Your sleeping position matters
Getting good amounts of good-quality sleep is crucial (aim for six to eight hours uninterrupted sleep every night). However, according to Dr Glenville your sleeping position also matters. “When you sleep on your side, your body seems more able to remove the build-up of so-called ‘brain waste’ chemicals, such as beta- amyloid proteins, that are thought to contribute to this and other neurological diseases such as Parkinson’s.”
Sleep hygiene
If you are not already sleeping well, you should look at your bedtime routine. Poor ‘sleep hygiene’ is the most common cause of insomnia and disturbed sleep. “Your busy, active brain needs to be treated like a dimmer switch and allowed to wind down slowly. Ideally, you should allow about 40 minutes to switch off with whatever relaxing routine you find most helpful”, says Glenville.

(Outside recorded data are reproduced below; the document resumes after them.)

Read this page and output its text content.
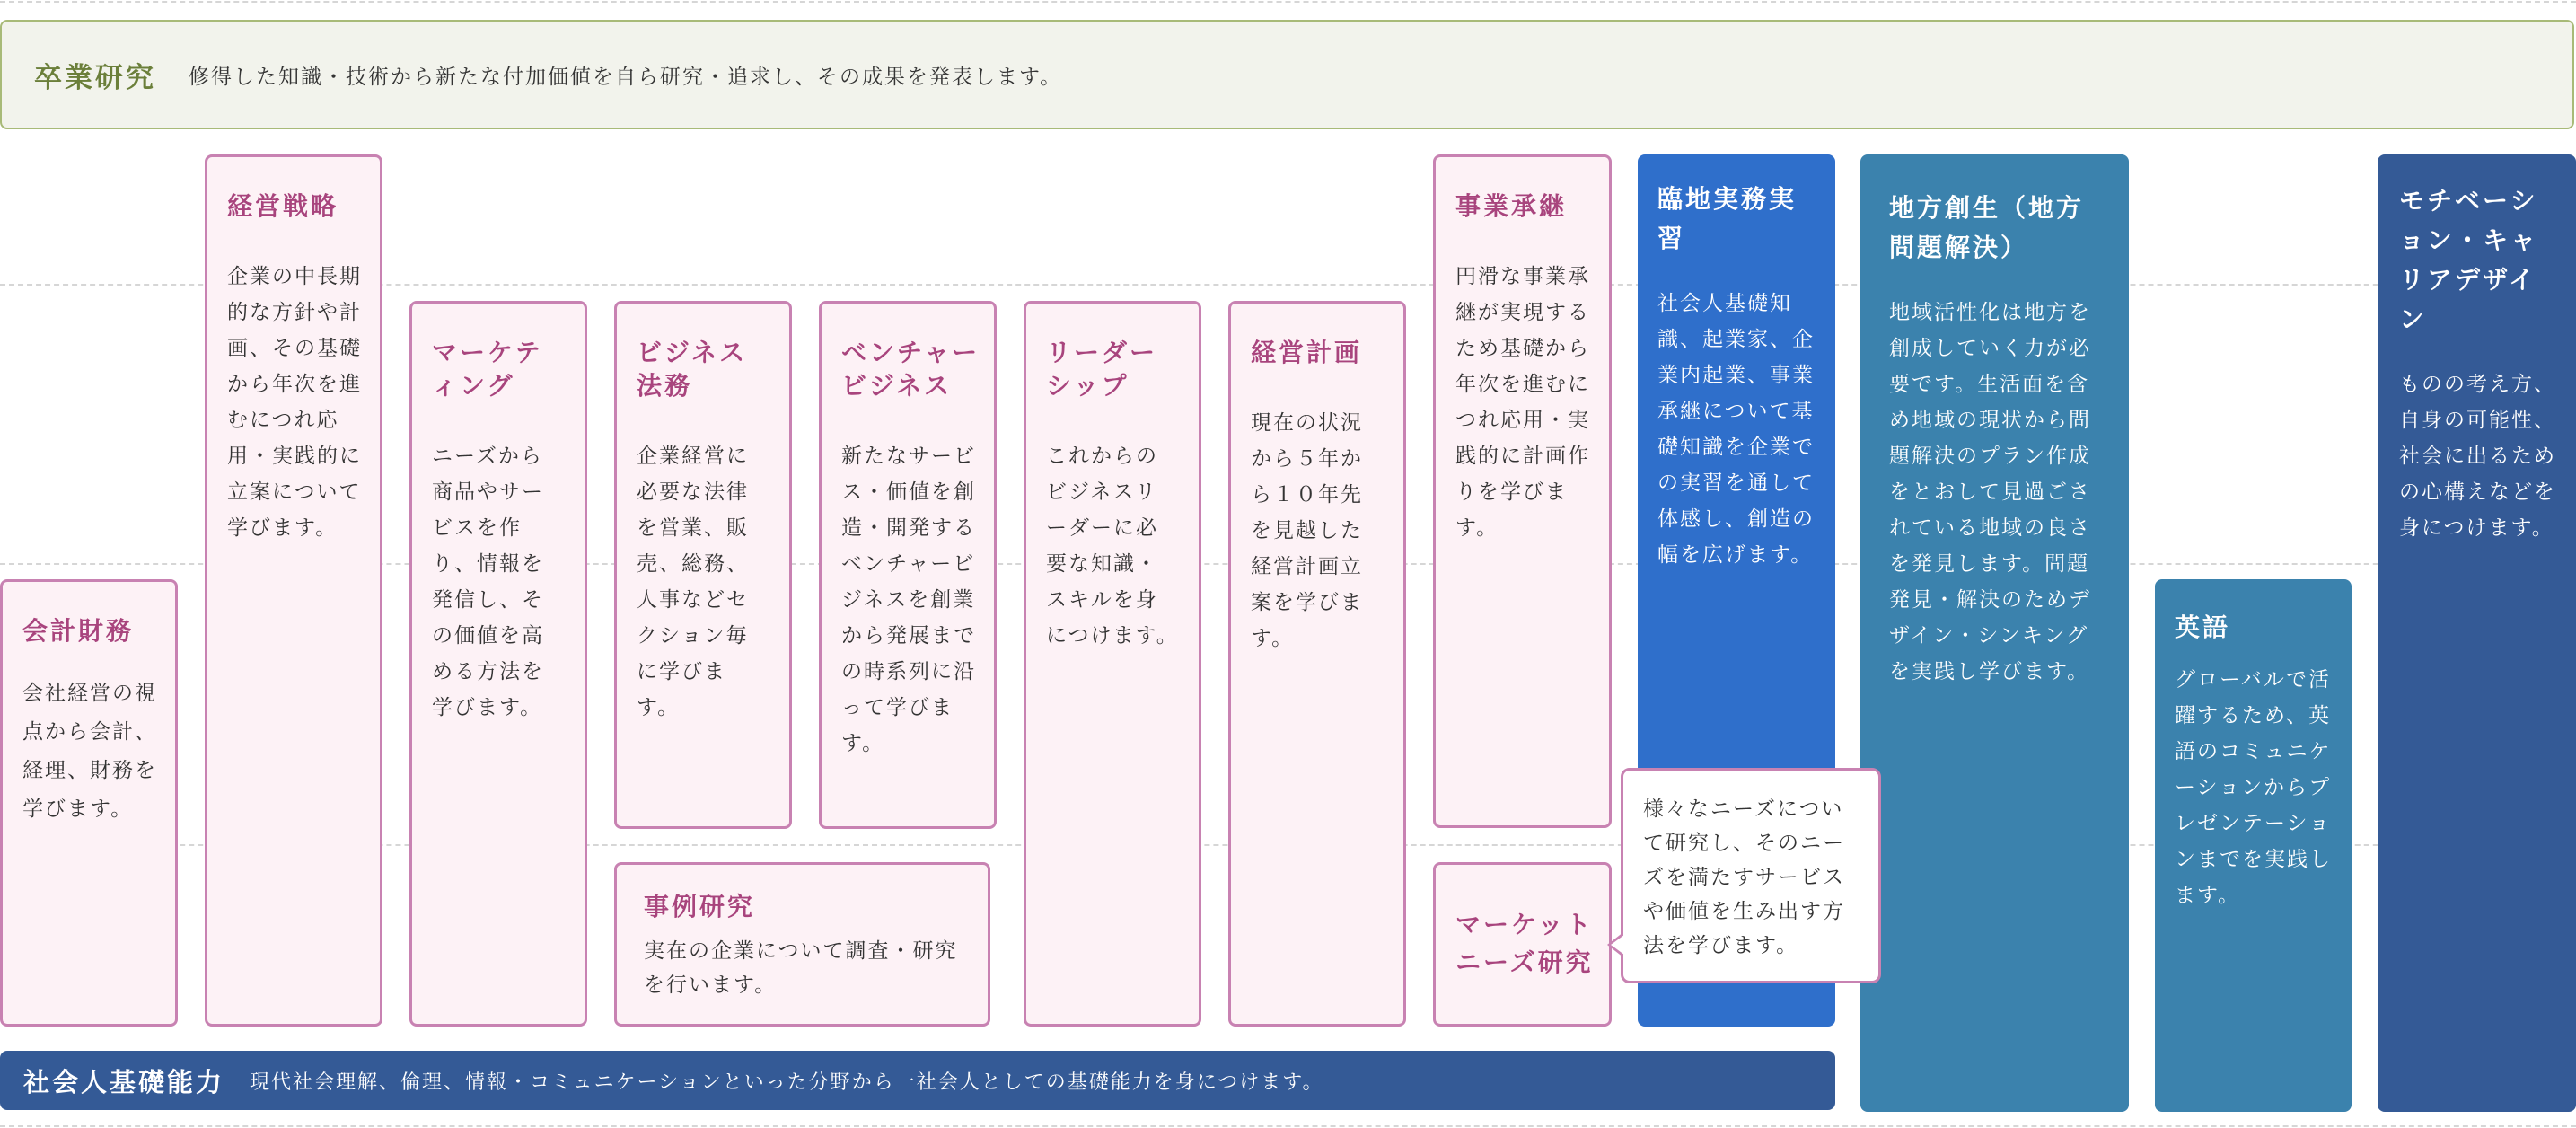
卒業研究 修得した知識・技術から新たな付加価値を自ら研究・追求し、その成果を発表します。

会計財務

会社経営の視点から会計、経理、財務を学びます。

経営戦略

企業の中長期的な方針や計画、その基礎から年次を進むにつれ応用・実践的に立案について学びます。

マーケティング

ニーズから商品やサービスを作り、情報を発信し、その価値を高める方法を学びます。

ビジネス法務

企業経営に必要な法律を営業、販売、総務、人事などセクション毎に学びます。

ベンチャービジネス

新たなサービス・価値を創造・開発するベンチャービジネスを創業から発展までの時系列に沿って学びます。

リーダーシップ

これからのビジネスリーダーに必要な知識・スキルを身につけます。

経営計画

現在の状況から５年から１０年先を見越した経営計画立案を学びます。

事業承継

円滑な事業承継が実現するため基礎から年次を進むにつれ応用・実践的に計画作りを学びます。

事例研究

実在の企業について調査・研究を行います。

マーケットニーズ研究

臨地実務実習

社会人基礎知識、起業家、企業内起業、事業承継について基礎知識を企業での実習を通して体感し、創造の幅を広げます。

地方創生（地方問題解決）

地域活性化は地方を創成していく力が必要です。生活面を含め地域の現状から問題解決のプラン作成をとおして見過ごされている地域の良さを発見します。問題発見・解決のためデザイン・シンキングを実践し学びます。

英語

グローバルで活躍するため、英語のコミュニケーションからプレゼンテーションまでを実践します。

モチベーション・キャリアデザイン

ものの考え方、自身の可能性、社会に出るための心構えなどを身につけます。

様々なニーズについて研究し、そのニーズを満たすサービスや価値を生み出す方法を学びます。
社会人基礎能力 現代社会理解、倫理、情報・コミュニケーションといった分野から一社会人としての基礎能力を身につけます。
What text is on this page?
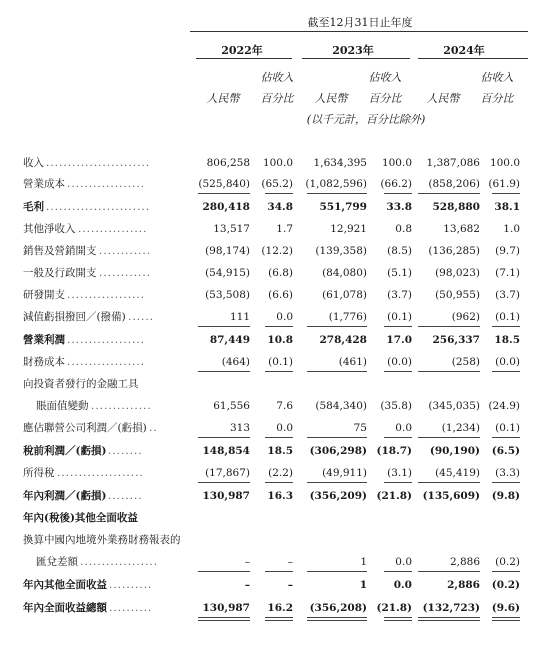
截至12月31日止年度
2022年	2023年	2024年
佔收入	佔收入	佔收入
人民幣	百分比	人民幣	百分比	人民幣	百分比
(以千元計，百分比除外)
收入 ........................	806,258 100.0 1,634,395 100.0 1,387,086 100.0
營業成本 ..................	(525,840) (65.2) (1,082,596) (66.2) (858,206) (61.9)
毛利 ........................	280,418 34.8	551,799 33.8 528,880 38.1
其他淨收入 ................	13,517	1.7	12,921	0.8	13,682 1.0
銷售及營銷開支 ............	(98,174) (12.2) (139,358) (8.5) (136,285) (9.7)
一般及行政開支 ............	(54,915) (6.8)	(84,080) (5.1) (98,023) (7.1)
研發開支 ..................	(53,508) (6.6)	(61,078) (3.7) (50,955) (3.7)
減值虧損撥回／(撥備) ......	111	0.0	(1,776) (0.1)	(962) (0.1)
營業利潤 ..................	87,449 10.8	278,428 17.0 256,337 18.5
財務成本 ..................	(464) (0.1)	(461) (0.0)	(258) (0.0)
向投資者發行的金融工具
賬面值變動 ..............	61,556	7.6 (584,340) (35.8) (345,035) (24.9)
應佔聯營公司利潤／(虧損) ..	313	0.0	75	0.0	(1,234) (0.1)
稅前利潤／(虧損) ........	148,854 18.5 (306,298) (18.7) (90,190) (6.5)
所得稅 ....................	(17,867) (2.2)	(49,911) (3.1) (45,419) (3.3)
年內利潤／(虧損) ........	130,987 16.3 (356,209) (21.8) (135,609) (9.8)
年內(稅後)其他全面收益
換算中國內地境外業務財務報表的
匯兌差額 ..................	–	–	1	0.0	2,886 (0.2)
年內其他全面收益 ..........	–	–	1	0.0	2,886 (0.2)
年內全面收益總額 ..........	130,987 16.2 (356,208) (21.8) (132,723) (9.6)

But before you do any of that, you need to switch off your TV, phone and tablet – at least an hour (ideally two) before you intend to go to bed. Marilyn says, “This is not just about bombarding your brain with information just before you try to sleep, there are physical factors at work: backlit screens emit blue light that interferes with your body’s production of melatonin, the hormone that regulates your body’s circadian rhythm, the 24- hour rhythm of day and night.”
As it goes, exposure to bright light of any colour before bed will suppress your melatonin production. However, the blue light is worst of all. “Studies show that sitting in bright light compared to a dim light delays melatonin onset and shortens melatonin exposure by up to 90 minutes – that is, it takes a full hour and a half for the effects of bright-light exposure to wear off and melatonin to kick in and make you feel sleepy” Dr Glenville adds.